Juin 2025, 2 crises d'épilepsies en 15 jours, scanner normal suite à la 1ère, s'ensuit une IRM après la 2ème et verdict tumeur de 18mm lobe occipital gauche, rien d'alarmant au départ la tumeur est petite bien nette, opération début juillet et le verdict tombe et tout s'écroule, le traitement standard et radiothérapie commencent, il a une bonne récupération, la vie continue on profite, suite à cela IRM de contrôle début novembre, la tumeur est revenue 4cm cette fois-ci, deuxième opération (fin novembre et début décembre), qui se fait en deux temps suite "à oubli" du neurochirurgien, ensuite gros œdème post opératoire, beaucoup de perte de temps, de lecture, après c'est la décente rapide, il ne reviendra jamais le même, il repart sur Témodal car beaucoup de radionécrose mais rien n'y fait, en janvier la tumeur est revenue 4cm plus une autre plus petite un peu plus haut, les opérations ne sont plus possible, le traitement de 2ème ligne est mis en place avec une forte dose de cortisone, mais le glioblastome est fort plus fort que tout, des maux de tête récurrents, des pertes de mémoire, de la confusion, et ses 15 derniers jours en soins palliatifs où petit à petit il sera sédaté pour l'empêcher de souffrir.

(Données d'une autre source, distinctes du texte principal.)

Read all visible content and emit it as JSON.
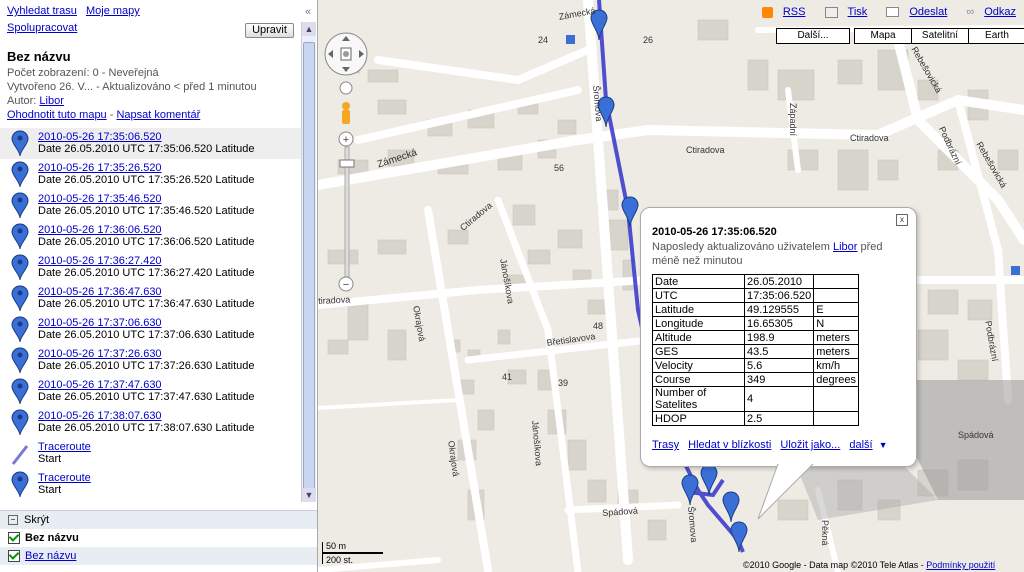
{
  "sidebar": {
    "nav": {
      "directions": "Vyhledat trasu",
      "my_maps": "Moje mapy"
    },
    "collaborate": "Spolupracovat",
    "edit_button": "Upravit",
    "collapse": "«",
    "title": "Bez názvu",
    "views": "Počet zobrazení: 0 - Neveřejná",
    "created": "Vytvořeno 26. V... - Aktualizováno < před 1 minutou",
    "author_label": "Autor:",
    "author": "Libor",
    "rate": "Ohodnotit tuto mapu",
    "sep": "-",
    "comment": "Napsat komentář",
    "items": [
      {
        "title": "2010-05-26 17:35:06.520",
        "desc": "Date 26.05.2010 UTC 17:35:06.520 Latitude",
        "kind": "pin"
      },
      {
        "title": "2010-05-26 17:35:26.520",
        "desc": "Date 26.05.2010 UTC 17:35:26.520 Latitude",
        "kind": "pin"
      },
      {
        "title": "2010-05-26 17:35:46.520",
        "desc": "Date 26.05.2010 UTC 17:35:46.520 Latitude",
        "kind": "pin"
      },
      {
        "title": "2010-05-26 17:36:06.520",
        "desc": "Date 26.05.2010 UTC 17:36:06.520 Latitude",
        "kind": "pin"
      },
      {
        "title": "2010-05-26 17:36:27.420",
        "desc": "Date 26.05.2010 UTC 17:36:27.420 Latitude",
        "kind": "pin"
      },
      {
        "title": "2010-05-26 17:36:47.630",
        "desc": "Date 26.05.2010 UTC 17:36:47.630 Latitude",
        "kind": "pin"
      },
      {
        "title": "2010-05-26 17:37:06.630",
        "desc": "Date 26.05.2010 UTC 17:37:06.630 Latitude",
        "kind": "pin"
      },
      {
        "title": "2010-05-26 17:37:26.630",
        "desc": "Date 26.05.2010 UTC 17:37:26.630 Latitude",
        "kind": "pin"
      },
      {
        "title": "2010-05-26 17:37:47.630",
        "desc": "Date 26.05.2010 UTC 17:37:47.630 Latitude",
        "kind": "pin"
      },
      {
        "title": "2010-05-26 17:38:07.630",
        "desc": "Date 26.05.2010 UTC 17:38:07.630 Latitude",
        "kind": "pin"
      },
      {
        "title": "Traceroute",
        "desc": "Start",
        "kind": "line"
      },
      {
        "title": "Traceroute",
        "desc": "Start",
        "kind": "pin"
      }
    ],
    "layers": {
      "hide": "Skrýt",
      "layer1": "Bez názvu",
      "layer2": "Bez názvu"
    }
  },
  "map": {
    "links": {
      "rss": "RSS",
      "print": "Tisk",
      "send": "Odeslat",
      "link": "Odkaz"
    },
    "types": [
      "Další...",
      "Mapa",
      "Satelitní",
      "Earth"
    ],
    "scale_m": "50 m",
    "scale_ft": "200 st.",
    "copyright": "©2010 Google - Data map ©2010 Tele Atlas -",
    "terms": "Podmínky použití",
    "streets": {
      "zamecka_top": "Zámecká",
      "zamecka": "Zámecká",
      "sromova": "Šromova",
      "sromova2": "Šromova",
      "ctiradova": "Ctiradova",
      "ctiradova2": "Ctiradova",
      "ctiradova3": "Ctiradova",
      "zapadni": "Západní",
      "rebesovicka": "Rebešovická",
      "rebesovicka2": "Rebešovická",
      "podbrazni": "Podbrázní",
      "podbrazni2": "Podbrázní",
      "janasikova": "Jánošíkova",
      "janasikova2": "Jánošíkova",
      "okrajova": "Okrajová",
      "okrajova2": "Okrajová",
      "tiradova": "tiradova",
      "bretislavova": "Břetislavova",
      "spadova": "Spádová",
      "spadova2": "Spádová",
      "pekna": "Pěkná",
      "n24": "24",
      "n56": "56",
      "n48": "48",
      "n41": "41",
      "n39": "39",
      "n26": "26"
    },
    "accent": "#3333cc"
  },
  "info": {
    "close": "x",
    "title": "2010-05-26 17:35:06.520",
    "updated_pre": "Naposledy aktualizováno uživatelem",
    "updated_user": "Libor",
    "updated_post": "před méně než minutou",
    "rows": [
      [
        "Date",
        "26.05.2010",
        ""
      ],
      [
        "UTC",
        "17:35:06.520",
        ""
      ],
      [
        "Latitude",
        "49.129555",
        "E"
      ],
      [
        "Longitude",
        "16.65305",
        "N"
      ],
      [
        "Altitude",
        "198.9",
        "meters"
      ],
      [
        "GES",
        "43.5",
        "meters"
      ],
      [
        "Velocity",
        "5.6",
        "km/h"
      ],
      [
        "Course",
        "349",
        "degrees"
      ],
      [
        "Number of Satelites",
        "4",
        ""
      ],
      [
        "HDOP",
        "2.5",
        ""
      ]
    ],
    "links": {
      "routes": "Trasy",
      "nearby": "Hledat v blízkosti",
      "save": "Uložit jako...",
      "more": "další"
    }
  }
}
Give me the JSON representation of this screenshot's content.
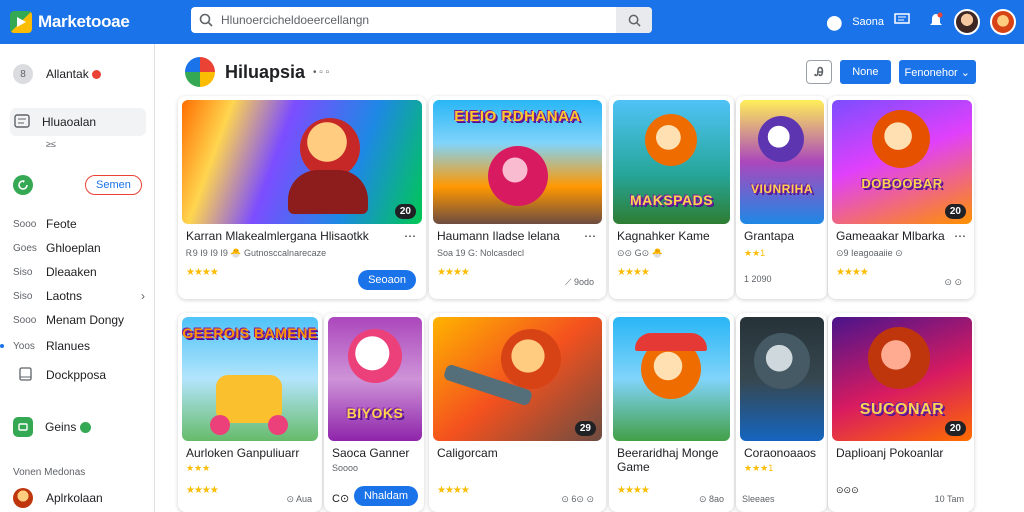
{
  "header": {
    "brand": "Marketooae",
    "search_placeholder": "Hlunoercicheldoeercellangn",
    "right_label": "Saona"
  },
  "sidebar": {
    "account_name": "Allantak",
    "account_initial": "8",
    "selected_item": "Hluaoalan",
    "selected_sub": "≥≤",
    "action_button": "Semen",
    "items": [
      {
        "prefix": "Sooo",
        "label": "Feote"
      },
      {
        "prefix": "Goes",
        "label": "Ghloeplan"
      },
      {
        "prefix": "Siso",
        "label": "Dleaaken"
      },
      {
        "prefix": "Siso",
        "label": "Laotns"
      },
      {
        "prefix": "Sooo",
        "label": "Menam Dongy"
      },
      {
        "prefix": "Yoos",
        "label": "Rlanues"
      },
      {
        "prefix": "",
        "label": "Dockpposa"
      }
    ],
    "games_label": "Geins",
    "section_label": "Vonen Medonas",
    "bottom_user": "Aplrkolaan"
  },
  "main": {
    "title": "Hiluapsia",
    "title_suffix": "• ▫ ▫",
    "btn_primary": "None",
    "btn_dropdown": "Fenonehor ⌄"
  },
  "cards_row1": [
    {
      "title": "Karran Mlakealmlergana Hlisaotkk",
      "sub": "Ꭱ9 I9 I9 I9 🐣 Gutnosccalnarecaze",
      "stars": "★★★★",
      "badge": "20",
      "action": "Seoaon",
      "thumb_text": ""
    },
    {
      "title": "Haumann Iladse lelana",
      "sub": "Soa 19 G: Nolcasdecl",
      "stars": "★★★★",
      "badge": "",
      "meta": "⟋ 9odo",
      "thumb_text": "EIEIO RDHANAA"
    },
    {
      "title": "Kagnahker Kame",
      "sub": "⊙⊙ G⊙ 🐣",
      "stars": "★★★★",
      "badge": "",
      "meta": "",
      "thumb_text": "MAKSPADS"
    },
    {
      "title": "Grantapa",
      "sub": "★★1",
      "stars": "",
      "badge": "",
      "meta": "1 2090",
      "thumb_text": "VIUNRIHA"
    },
    {
      "title": "Gameaakar Mlbarka",
      "sub": "⊙9 Ieagoaaiie ⊙",
      "stars": "★★★★",
      "badge": "20",
      "meta": "⊙ ⊙",
      "thumb_text": "DOBOOBAR"
    }
  ],
  "cards_row2": [
    {
      "title": "Aurloken Ganpuliuarr",
      "sub": "★★★",
      "stars": "★★★★",
      "badge": "",
      "meta": "⊙ Aua",
      "thumb_text": "GEEROIS BAMENE"
    },
    {
      "title": "Saoca Ganner",
      "sub": "Soooo",
      "stars": "",
      "badge": "",
      "meta": "C⊙",
      "action": "Nhaldam",
      "thumb_text": "BIYOKS"
    },
    {
      "title": "Caligorcam",
      "sub": "",
      "stars": "★★★★",
      "badge": "29",
      "meta": "⊙ 6⊙ ⊙",
      "thumb_text": ""
    },
    {
      "title": "Beeraridhaj Monge Game",
      "sub": "",
      "stars": "★★★★",
      "badge": "",
      "meta": "⊙ 8ao",
      "thumb_text": ""
    },
    {
      "title": "Coraonoaaos",
      "sub": "★★★1",
      "stars": "",
      "badge": "",
      "meta": "Sleeaes",
      "thumb_text": ""
    },
    {
      "title": "Daplioanj Pokoanlar",
      "sub": "",
      "stars": "",
      "badge": "20",
      "meta": "10 Tam",
      "meta2": "⊙⊙⊙",
      "thumb_text": "SUCONAR"
    }
  ]
}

Qu’est-ce qui a changé dans votre vie ?
Toute ma vie, j'ai perdu mon binôme de 30 ans, le père de mes enfants, mon âme sœur, il me faut réapprendre à vivre, retrouver des repères, travailler sur mon sentiment de culpabilité. Je me fais suivre depuis septembre 2025 par une psychologue mais le chemin sera très long je le sais.
Essayer de faire connaître votre association, mettre tout en œuvre pour sensibiliser face à ce cancer dévastateur qui n'a aucun critère, aucun âge et l'espoir de trouver un traitement qui marche et ne fait pas que prolonger un peu la vie.
Qu’aimeriez-vous dire à d’autres familles ou personnes concernées ?
Chaque malade est différent et il faut y croire car personne ne peut prédire du futur et surtout profiter de la vie.
Et si vous deviez faire un vœu ?
Un vaccin contre ce tueur et que l'état prenne conscience de l'enjeu de cette maladie c'est un monde qui s'écroule emportant tout.